Präsident Donald Trump äußerte sich dazu in einem Interview mit der italienischen Sendung „L’Aria che tira“. „Sie hat mich angefleht, ein Foto mit ihr zu machen. Sie tat mir leid“, erklärte Trump. Meloni, fügte er hinzu, habe sich „sehr darauf gefreut“, ein Foto mit ihm zu machen – was er eigentlich nicht hätte akzeptieren müssen.

„Aber sie tat mir leid“, bekräftigte der Präsident. Meloni, die den EU-Gipfel ohne Stellungnahme verlassen hat, reagierte jedoch mit einem in den sozialen Netzwerken veröffentlichten Video, in dem sie ihr „Erstaunen“ über die „völlig erfundenen“ Äußerungen von Donald Trump zum Ausdruck brachte.

„Ich weiß nicht, warum sich der Präsident der Vereinigten Staaten gegenüber seinen eigenen Verbündeten so verhält; es ist nicht das erste Mal, dass so etwas passiert. Ich kann nur sagen, dass es enttäuschend ist, dass er gegenüber den Feinden des Westens, gegenüber den Feinden der Vereinigten Staaten, nicht dieselbe Entschlossenheit an den Tag legt. Aber eines muss man sich vor Augen halten: Italien und ich betteln nicht!“, entgegnete Meloni.

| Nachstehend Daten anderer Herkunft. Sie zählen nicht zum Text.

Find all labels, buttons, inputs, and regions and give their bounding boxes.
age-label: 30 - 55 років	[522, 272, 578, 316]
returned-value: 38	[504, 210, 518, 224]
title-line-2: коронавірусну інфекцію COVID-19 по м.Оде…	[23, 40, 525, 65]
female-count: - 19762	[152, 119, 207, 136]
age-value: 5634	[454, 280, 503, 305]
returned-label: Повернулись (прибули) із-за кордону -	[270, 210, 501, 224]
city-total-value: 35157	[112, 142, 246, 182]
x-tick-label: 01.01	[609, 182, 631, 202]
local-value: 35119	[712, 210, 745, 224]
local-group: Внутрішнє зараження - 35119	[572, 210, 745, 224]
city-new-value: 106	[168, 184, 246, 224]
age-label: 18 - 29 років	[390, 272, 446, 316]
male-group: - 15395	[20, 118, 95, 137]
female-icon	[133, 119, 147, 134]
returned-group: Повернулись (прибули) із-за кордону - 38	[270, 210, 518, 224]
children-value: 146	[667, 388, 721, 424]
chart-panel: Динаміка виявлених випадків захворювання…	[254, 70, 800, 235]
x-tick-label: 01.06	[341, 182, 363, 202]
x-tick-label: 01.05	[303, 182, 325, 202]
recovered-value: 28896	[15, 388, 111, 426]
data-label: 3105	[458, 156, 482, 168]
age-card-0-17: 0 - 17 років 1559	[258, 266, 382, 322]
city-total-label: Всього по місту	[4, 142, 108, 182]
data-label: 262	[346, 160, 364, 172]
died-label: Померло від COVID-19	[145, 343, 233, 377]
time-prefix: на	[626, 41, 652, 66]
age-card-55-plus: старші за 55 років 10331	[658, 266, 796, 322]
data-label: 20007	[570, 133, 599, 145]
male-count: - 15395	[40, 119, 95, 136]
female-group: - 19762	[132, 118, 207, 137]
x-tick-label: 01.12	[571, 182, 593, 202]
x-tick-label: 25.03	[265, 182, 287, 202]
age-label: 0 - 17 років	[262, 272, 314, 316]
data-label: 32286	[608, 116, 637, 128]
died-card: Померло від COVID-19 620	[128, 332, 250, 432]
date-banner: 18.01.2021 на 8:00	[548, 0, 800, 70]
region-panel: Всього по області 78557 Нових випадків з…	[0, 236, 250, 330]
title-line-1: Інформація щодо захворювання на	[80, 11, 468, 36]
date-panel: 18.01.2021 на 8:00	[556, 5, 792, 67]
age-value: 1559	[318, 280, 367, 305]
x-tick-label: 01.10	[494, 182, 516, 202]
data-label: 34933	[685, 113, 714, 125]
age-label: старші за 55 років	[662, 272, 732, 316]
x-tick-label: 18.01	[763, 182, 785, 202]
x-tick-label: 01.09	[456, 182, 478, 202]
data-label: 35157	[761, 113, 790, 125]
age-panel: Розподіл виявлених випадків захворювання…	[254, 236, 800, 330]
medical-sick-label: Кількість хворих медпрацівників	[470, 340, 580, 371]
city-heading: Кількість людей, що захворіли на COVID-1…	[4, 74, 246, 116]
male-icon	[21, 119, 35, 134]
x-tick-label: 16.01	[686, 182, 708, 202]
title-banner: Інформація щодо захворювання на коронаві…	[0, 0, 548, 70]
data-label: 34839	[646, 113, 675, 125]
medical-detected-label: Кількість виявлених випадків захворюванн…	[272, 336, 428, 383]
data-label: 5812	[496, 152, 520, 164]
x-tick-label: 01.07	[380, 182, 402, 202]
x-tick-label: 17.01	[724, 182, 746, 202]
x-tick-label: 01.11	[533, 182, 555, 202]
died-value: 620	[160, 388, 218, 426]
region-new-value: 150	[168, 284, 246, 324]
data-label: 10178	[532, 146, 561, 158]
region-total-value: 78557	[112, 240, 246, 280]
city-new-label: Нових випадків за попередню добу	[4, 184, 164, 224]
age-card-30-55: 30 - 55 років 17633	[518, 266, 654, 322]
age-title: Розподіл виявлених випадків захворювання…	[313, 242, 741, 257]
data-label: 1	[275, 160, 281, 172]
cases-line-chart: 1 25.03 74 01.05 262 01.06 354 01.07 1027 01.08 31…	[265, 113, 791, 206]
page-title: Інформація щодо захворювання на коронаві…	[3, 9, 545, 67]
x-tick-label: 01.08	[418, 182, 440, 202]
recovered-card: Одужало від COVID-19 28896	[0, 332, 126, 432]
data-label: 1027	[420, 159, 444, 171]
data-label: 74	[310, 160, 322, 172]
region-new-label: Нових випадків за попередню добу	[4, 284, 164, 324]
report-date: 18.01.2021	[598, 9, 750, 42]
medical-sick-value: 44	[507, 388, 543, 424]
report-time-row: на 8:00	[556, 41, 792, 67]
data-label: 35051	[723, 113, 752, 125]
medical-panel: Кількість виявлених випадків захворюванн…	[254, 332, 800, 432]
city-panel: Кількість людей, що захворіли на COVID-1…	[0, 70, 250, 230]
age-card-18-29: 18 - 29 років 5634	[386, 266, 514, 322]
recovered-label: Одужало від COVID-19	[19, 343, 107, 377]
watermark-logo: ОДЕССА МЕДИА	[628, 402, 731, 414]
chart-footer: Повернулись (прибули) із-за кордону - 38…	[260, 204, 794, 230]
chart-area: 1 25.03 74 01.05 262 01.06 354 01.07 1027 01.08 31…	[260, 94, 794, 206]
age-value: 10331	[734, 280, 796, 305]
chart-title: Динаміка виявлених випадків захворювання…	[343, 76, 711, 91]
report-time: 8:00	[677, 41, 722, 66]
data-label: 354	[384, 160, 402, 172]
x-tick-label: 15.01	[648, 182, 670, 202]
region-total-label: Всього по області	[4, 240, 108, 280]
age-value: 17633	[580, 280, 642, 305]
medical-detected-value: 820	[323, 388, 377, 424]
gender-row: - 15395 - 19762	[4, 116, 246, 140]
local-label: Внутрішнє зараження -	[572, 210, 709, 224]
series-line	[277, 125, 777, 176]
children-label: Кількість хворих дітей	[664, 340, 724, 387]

Die erste diplomatische Konsequenz war die Ankündigung des italienischen Außenministers, eine für den 21. und 22. Juni geplante Reise in die Vereinigten Staaten auszusetzen – als Reaktion auf die „schwerwiegenden und beleidigenden Äußerungen von Präsident Trump gegenüber Ministerpräsidentin Giorgia Meloni“, die „ganz Italien beleidigen“.